Most of us aren’t too comfortable with the idea of buying technology stocks at the moment, especially in the volatile and highly competitive semiconductor market. But a couple of articles from Seeking Alpha over the past few days have highlighted a few things about GPS chipmaker SiRF that point to a stock buying opportunity. Albeit a risky one.
Currently and arguably, SiRF’s biggest problem is the ongoing patent dispute with Broadcom. On August 8 the International Trade Commission ruled that SiRF did indeed infringe on Broadcom patents via the company’s acquisition of Global Locate. Worse yet, August 26 brought forth a judge that recommended any devices containing SiRF products infringing Broadcom patents be banned from importation into the United States. Though the ruling is being appealed, if upheld SiRF would be forced to license said products through Broadcom obviously costing the company a lot of cash.
Seeking Alpha’s Joe O’Donnell also argues that the patent dispute puts into question the value of SiRF’s intellectual property, hurting its chances for acquisition.
BUT, SiRF’s share price is sitting around $1.10, and while SiRF expects their cash on hand to decrease by $20 million to $60 million over the next two years, the company’s book value is sitting at $215.6 million. What’s interesting is that SiRF’s market capitalization currently is only $64.8 million and its enterprise value is -$41.1 million. These number make SiRF’s share price look undervalued.
But should you buy?
Joe O’Donnell would wait until the stock price drops another 25%. But another factor comes into play here. Remember that SiRF is a member of Google’s Open Handset Alliance (so is Broadcom and Qualcomm) and is believed to be the provider of the GPS chipset in the T-Mobile G1 coming October 22. If this is the case, and T-Mobile really has had 1.5 million pre-ordered G1’s, then SiRF’s current market capitalization should be only a fraction of the revenues their Google partnership should generate.
Should SiRF formally announce October 22 that they are indeed the chipset supplier for the G1 then it would be reasonable to believe their $1.10 share price should move a little closer to the $2.79 book value. Seeking Alpha’s Richard Jones is long SiRF, expecting the share price to top out around $1.75-$1.80 over the coming days.

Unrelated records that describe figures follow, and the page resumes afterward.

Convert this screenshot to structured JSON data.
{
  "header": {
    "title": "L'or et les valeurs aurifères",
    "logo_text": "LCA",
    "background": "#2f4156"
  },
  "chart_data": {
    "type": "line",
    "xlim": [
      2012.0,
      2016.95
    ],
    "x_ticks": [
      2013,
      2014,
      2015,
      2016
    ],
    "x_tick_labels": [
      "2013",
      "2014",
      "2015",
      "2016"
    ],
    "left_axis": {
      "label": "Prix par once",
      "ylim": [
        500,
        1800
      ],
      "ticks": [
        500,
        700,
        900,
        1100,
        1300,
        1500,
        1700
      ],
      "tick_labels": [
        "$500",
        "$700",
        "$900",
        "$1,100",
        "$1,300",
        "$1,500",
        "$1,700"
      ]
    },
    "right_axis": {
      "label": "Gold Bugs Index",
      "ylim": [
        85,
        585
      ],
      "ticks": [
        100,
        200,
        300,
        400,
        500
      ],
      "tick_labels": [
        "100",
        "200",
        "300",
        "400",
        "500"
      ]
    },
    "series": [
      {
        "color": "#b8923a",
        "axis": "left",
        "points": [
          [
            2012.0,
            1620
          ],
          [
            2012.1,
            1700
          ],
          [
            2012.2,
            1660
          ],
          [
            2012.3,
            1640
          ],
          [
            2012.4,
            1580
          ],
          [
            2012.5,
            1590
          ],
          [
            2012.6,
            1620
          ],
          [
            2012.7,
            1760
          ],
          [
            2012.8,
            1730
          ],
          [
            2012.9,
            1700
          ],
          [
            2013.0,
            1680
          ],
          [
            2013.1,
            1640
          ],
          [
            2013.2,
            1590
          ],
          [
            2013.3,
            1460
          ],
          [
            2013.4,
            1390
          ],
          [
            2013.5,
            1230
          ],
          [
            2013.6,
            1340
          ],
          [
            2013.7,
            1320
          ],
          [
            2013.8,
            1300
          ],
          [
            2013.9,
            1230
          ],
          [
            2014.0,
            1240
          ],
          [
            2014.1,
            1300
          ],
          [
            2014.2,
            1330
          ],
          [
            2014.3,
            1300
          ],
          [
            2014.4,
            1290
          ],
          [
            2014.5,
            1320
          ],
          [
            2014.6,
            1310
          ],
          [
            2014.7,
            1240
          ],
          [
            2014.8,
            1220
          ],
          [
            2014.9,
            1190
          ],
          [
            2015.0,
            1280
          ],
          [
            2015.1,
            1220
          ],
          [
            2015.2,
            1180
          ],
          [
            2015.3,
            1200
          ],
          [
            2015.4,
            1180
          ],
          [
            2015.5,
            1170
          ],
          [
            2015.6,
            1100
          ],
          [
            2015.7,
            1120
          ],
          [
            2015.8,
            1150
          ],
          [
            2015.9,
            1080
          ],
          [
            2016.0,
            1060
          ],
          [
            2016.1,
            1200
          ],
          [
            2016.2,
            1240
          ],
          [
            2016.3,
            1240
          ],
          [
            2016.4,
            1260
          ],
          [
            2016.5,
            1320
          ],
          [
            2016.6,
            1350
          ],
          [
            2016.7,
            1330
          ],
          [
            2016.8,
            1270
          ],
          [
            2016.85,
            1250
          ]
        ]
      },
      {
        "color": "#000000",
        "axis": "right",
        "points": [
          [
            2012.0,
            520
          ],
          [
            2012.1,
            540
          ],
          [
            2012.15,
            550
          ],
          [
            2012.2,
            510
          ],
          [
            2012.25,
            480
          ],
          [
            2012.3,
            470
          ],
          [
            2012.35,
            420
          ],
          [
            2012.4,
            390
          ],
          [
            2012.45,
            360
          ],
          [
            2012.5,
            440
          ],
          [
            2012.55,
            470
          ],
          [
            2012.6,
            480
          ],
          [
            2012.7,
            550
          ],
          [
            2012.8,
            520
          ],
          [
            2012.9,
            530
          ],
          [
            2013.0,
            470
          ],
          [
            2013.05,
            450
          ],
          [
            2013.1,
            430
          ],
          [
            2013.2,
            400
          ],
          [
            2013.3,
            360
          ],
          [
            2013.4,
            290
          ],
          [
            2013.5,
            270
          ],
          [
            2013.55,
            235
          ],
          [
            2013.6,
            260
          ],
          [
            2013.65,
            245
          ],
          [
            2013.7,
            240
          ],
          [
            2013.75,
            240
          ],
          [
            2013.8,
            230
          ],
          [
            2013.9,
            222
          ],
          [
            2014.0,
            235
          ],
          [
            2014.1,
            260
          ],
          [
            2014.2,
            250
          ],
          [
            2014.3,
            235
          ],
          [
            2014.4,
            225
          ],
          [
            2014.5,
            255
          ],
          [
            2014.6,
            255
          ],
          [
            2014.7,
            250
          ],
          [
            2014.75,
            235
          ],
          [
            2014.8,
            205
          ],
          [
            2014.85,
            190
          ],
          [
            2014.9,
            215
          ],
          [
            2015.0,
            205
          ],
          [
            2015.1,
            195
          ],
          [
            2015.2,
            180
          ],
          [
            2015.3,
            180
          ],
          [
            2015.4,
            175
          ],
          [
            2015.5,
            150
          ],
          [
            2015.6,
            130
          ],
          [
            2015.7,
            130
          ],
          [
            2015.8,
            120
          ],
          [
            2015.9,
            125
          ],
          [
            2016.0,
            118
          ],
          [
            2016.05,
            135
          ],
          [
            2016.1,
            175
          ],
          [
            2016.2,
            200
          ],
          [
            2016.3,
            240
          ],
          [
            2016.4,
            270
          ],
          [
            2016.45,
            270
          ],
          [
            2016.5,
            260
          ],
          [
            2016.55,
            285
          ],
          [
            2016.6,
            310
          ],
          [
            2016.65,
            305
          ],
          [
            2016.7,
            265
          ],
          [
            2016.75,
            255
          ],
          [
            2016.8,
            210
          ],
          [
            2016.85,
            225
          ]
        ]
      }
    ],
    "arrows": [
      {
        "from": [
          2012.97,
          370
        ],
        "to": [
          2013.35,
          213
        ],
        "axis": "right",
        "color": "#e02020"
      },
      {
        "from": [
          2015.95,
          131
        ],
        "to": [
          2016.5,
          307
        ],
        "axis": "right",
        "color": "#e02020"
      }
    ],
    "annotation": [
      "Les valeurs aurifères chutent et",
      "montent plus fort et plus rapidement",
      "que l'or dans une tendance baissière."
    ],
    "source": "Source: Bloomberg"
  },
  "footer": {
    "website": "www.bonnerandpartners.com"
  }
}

So it’s a tough call. One analyst is content to wait until SiRF’s share price falls another 25% before buying even though he concedes it’s undervalued. Another analyst expects the share price to skyrocket, relatively speaking, in the coming days. I’m torn. Until the patent dispute is settled I wouldn’t buy and with the global economy in a rut and PND prices seemingly falling more everyday, the long term outlook for GPS chipmakers looks dark in my opinion.
I’ll be watching SiRF’s stock price closely October 22 and I’ll say more than. But are you going to buy?